Genetic polymorphisms of MRP2 and UGT2B7 and gastrointestinal symptoms in renal transplant recipients taking mycophenolic acid.

The aim of this study was to determine the relationship between single nucleotide polymorphisms in multidrug resistance protein 2 (MRP2) and uridine diphosphate glucuronosyltransferase (UGT) 2B7 and the severity of gastrointestinal (GI) symptoms in patients receiving mycophenolic acid (MPA). A total of 67 renal transplant recipients taking MPA derivatives were included in the study. Genotypes for MRP2 C-24 T and UGT2B7 C802 T were determined. The incidence and severity of GI symptoms were assessed using the validated Gastrointestinal Symptom Rating Scale (GSRS) at baseline, 2 weeks, 3 months, and 6 months after transplantation. The mean overall GSRS score and the score on the subscale for diarrhea were compared using the Kruskal-Wallis test. The overall GSRS scores (23.5 +/- 4.5 vs. 26.7 +/- 9.9, P = 0.68) or diarrhea subscores (3.5 +/- 0.9 vs. 5.1 +/- 3.3, P = 0.08) were not significantly different among patients with the heterozygous variant MRP2 C-24 T and those with the homozygous wild type.

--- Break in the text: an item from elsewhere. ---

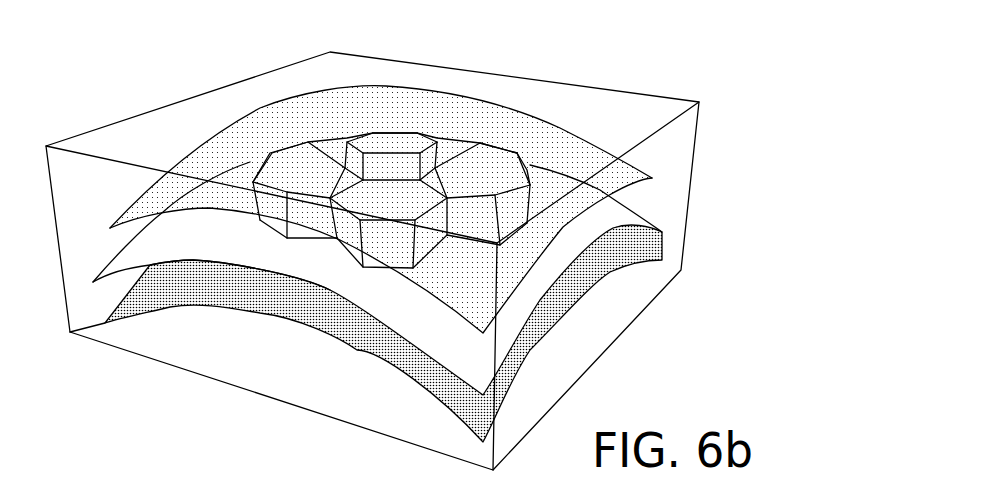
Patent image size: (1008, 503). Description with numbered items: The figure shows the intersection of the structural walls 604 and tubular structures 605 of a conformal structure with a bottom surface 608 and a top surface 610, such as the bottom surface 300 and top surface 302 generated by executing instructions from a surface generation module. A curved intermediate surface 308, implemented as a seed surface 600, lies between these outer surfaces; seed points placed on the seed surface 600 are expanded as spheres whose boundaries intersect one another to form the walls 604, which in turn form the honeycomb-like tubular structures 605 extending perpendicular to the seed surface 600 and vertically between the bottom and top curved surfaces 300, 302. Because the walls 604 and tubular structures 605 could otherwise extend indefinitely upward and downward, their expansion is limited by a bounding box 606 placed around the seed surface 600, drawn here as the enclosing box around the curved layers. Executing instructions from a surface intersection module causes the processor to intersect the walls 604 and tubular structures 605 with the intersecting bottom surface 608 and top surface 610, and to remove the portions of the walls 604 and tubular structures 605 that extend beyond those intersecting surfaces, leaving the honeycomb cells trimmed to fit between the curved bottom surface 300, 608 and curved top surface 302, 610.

For UGT2B7, the overall mean GSRS scores were significantly different between the homozygous wild type and the variant type (CC vs. CT + TT, 29.2 +/- 9.3 vs. 24.0 +/- 8.2, P = 0.009), although diarrhea subscale scores did not reach statistical significance (CC vs. CT + TT, 5.7 +/- 4.1 vs. 4.1 +/- 1.9, P = 0.13). When the genotypes for MRP2 and UGT2B7 were considered together, patients with the variant forms of MRP2 and UGT2B7 had significantly lower overall GSRS scores (CC-CC vs. CT-CT/TT, 22.5 +/- 4.3 vs. 30.1 +/- 10.1, P = 0.04) and diarrhea subscale scores compared to wild type (CC-CC vs. CT-CT/TT, 3.4 +/- 0.7 vs. 6.2 +/- 4.4, P = 0.03). However, there were no differences in GSRS scores between patients receiving either mycophenolic mofetil (MMF) or enteric-coated mycophenolic acid (EC-MPA) regardless of whether the patients were receiving different calcineurin inhibitors. In conclusion, this study suggests that among patients receiving MPA, those with UGT2B7 variant genotypes are protected from the GI side effects of MPA regardless of the formulation used or concurrent calcineurin inhibitors administered. MRP2 genotypes did not show significant differences in GI side effects among patients taking MPA therapy.